Ele riu suavemente. Ela não precisou fazer a pergunta em voz alta para que ele entendesse que estava sendo questionado e explicasse.

— É engraçado. Um de seus hábitos mudou.

Ela não riu. Muito pelo contrário, apenas ficou mais séria, mas ele não se importou; ela só não queria admitir que ele estava certo.

— Ora vamos, não se irrite, não é algo ruim! — ele parou para pensar — Pelo menos eu espero que não. Tenho mudado alguns hábitos também...
— Estou vendo. Não faz mais perguntas com frequência.

Por um momento, ele achou que ela pudesse ter ficado com raiva da pequena brincadeira que havia feito e fosse voltar a trancar-se dentro de si mesma, como em uma caixa de vidro, mas o sarcasmo presente no tom de voz quando ela voltou a falar o fez relaxar. Por maior que fosse o escárnio presente na voz dela, enquanto ela falasse, ele estaria tranquilo. Sabia que devia se preocupar apenas caso ela se calasse.

— Um pouco, sim... mas acho que isso talvez possa ser a convivência contigo. Minha mudança de hábito foi te conhecer.
— Eu não acho que conhecer uma pessoa nova seja uma mudança de hábito.
— Não. Mas mudar meus hábitos me permitiu conhecer alguém novo. Sabe, eu nunca havia entrado aqui antes de te conhecer. — ele confidenciou como quem conta um segredo.
— E resolveu senta-se e conversar com uma completa estranha. Você é insano.

Ele fingiu-se ultrajado com a observação. Estava se divertindo com a situação toda, mesmo que Kallisto mantivesse a expressão séria.
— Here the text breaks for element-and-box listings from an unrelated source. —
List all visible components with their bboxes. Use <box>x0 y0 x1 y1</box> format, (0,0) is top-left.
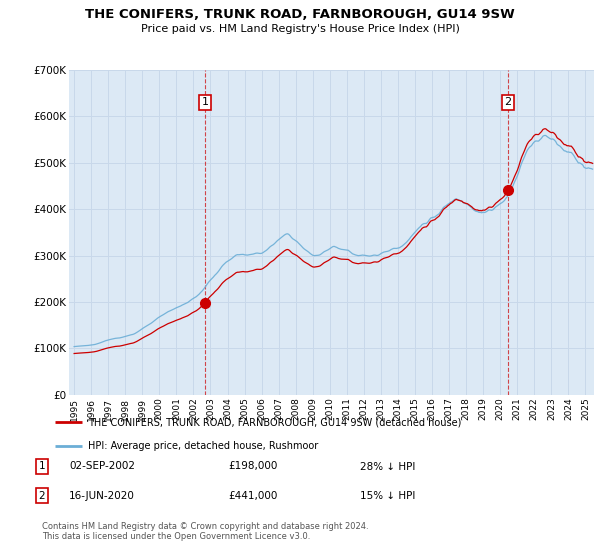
Text: THE CONIFERS, TRUNK ROAD, FARNBOROUGH, GU14 9SW: THE CONIFERS, TRUNK ROAD, FARNBOROUGH, G… <box>85 8 515 21</box>
Text: 2: 2 <box>38 491 46 501</box>
Text: 1: 1 <box>202 97 208 108</box>
Text: £441,000: £441,000 <box>228 491 277 501</box>
Text: 16-JUN-2020: 16-JUN-2020 <box>69 491 135 501</box>
Text: £198,000: £198,000 <box>228 461 277 472</box>
Text: 1: 1 <box>38 461 46 472</box>
Text: 15% ↓ HPI: 15% ↓ HPI <box>360 491 415 501</box>
Text: Contains HM Land Registry data © Crown copyright and database right 2024.
This d: Contains HM Land Registry data © Crown c… <box>42 522 368 542</box>
Text: THE CONIFERS, TRUNK ROAD, FARNBOROUGH, GU14 9SW (detached house): THE CONIFERS, TRUNK ROAD, FARNBOROUGH, G… <box>88 417 462 427</box>
Text: HPI: Average price, detached house, Rushmoor: HPI: Average price, detached house, Rush… <box>88 441 319 451</box>
Text: Price paid vs. HM Land Registry's House Price Index (HPI): Price paid vs. HM Land Registry's House … <box>140 24 460 34</box>
Text: 2: 2 <box>505 97 512 108</box>
Text: 28% ↓ HPI: 28% ↓ HPI <box>360 461 415 472</box>
Text: 02-SEP-2002: 02-SEP-2002 <box>69 461 135 472</box>
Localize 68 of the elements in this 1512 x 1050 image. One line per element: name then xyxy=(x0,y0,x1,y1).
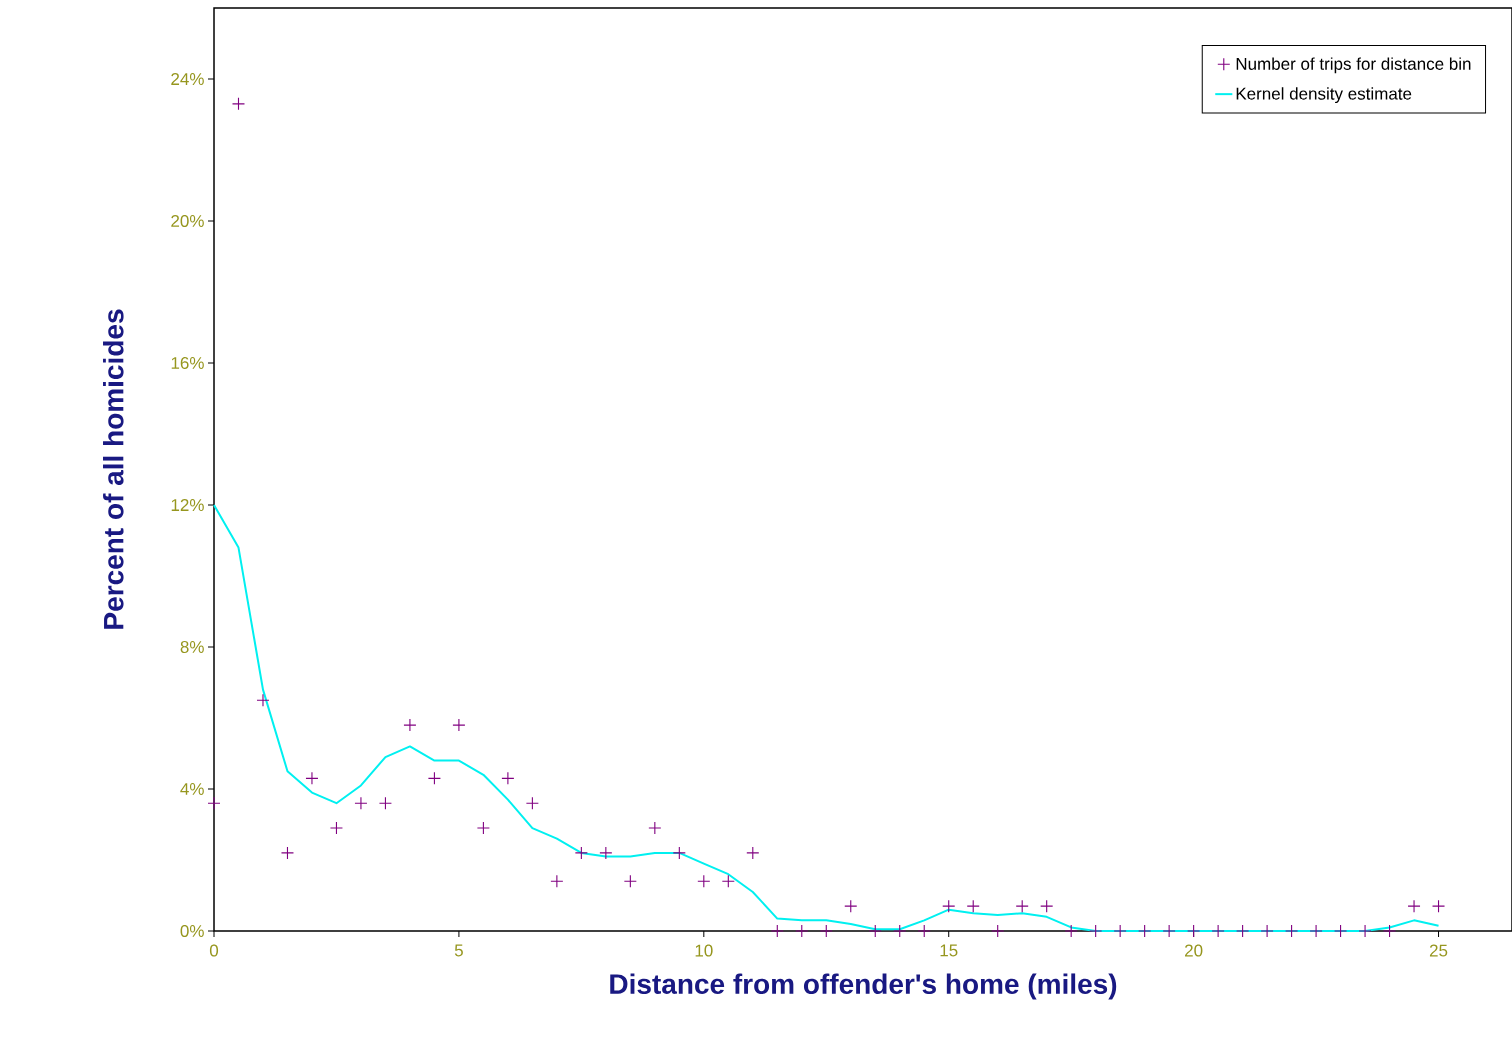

— Eu disse que nunca tinha entrado aqui antes, não que desconhecia o lugar. Passei em frente algumas vezes, achei curioso que você viesse todos os dias.
— Isso se chama perseguição, não curiosidade.

Ele riu abertamente.

— Isso se chama identificação. Você é tão normal quanto eu. Um pouco mais fechada, talvez, mas igual.



Ela manteve-se quieta, pensando no que ouviu. Ele esperou alguns minutos, mas percebeu que ela não diria mais nada. Levantou-se e, ao ajeitar o sobretudo cinza-chumbo, disse apenas mais uma palavra.

— Gregory.

Ela olhou-o, intrigada.

— Meu nome é Gregory. E eu não acho que um perseguidor diria como se chama para sua vítima.

Ela aceitou o desafio subentendido com um sorriso discreto.

— Kallisto. Mas lembre-se, vítimas são indefesas. Pessoas indefesas não dizem seus nomes assim tão fácil.

Olharam-se por mais algum tempo, mas nada foi dito. Por fim, ele riu suavemente mais uma vez, dando meia-volta e saindo pela mesma porta pela qual entrara. Kallisto, por outro lado, não voltou a ler o livro, mas saiu pouco tempo depois. Costumava ficar até mais tarde, mas não lhe faria mal quebrar um hábito uma vez ou outra.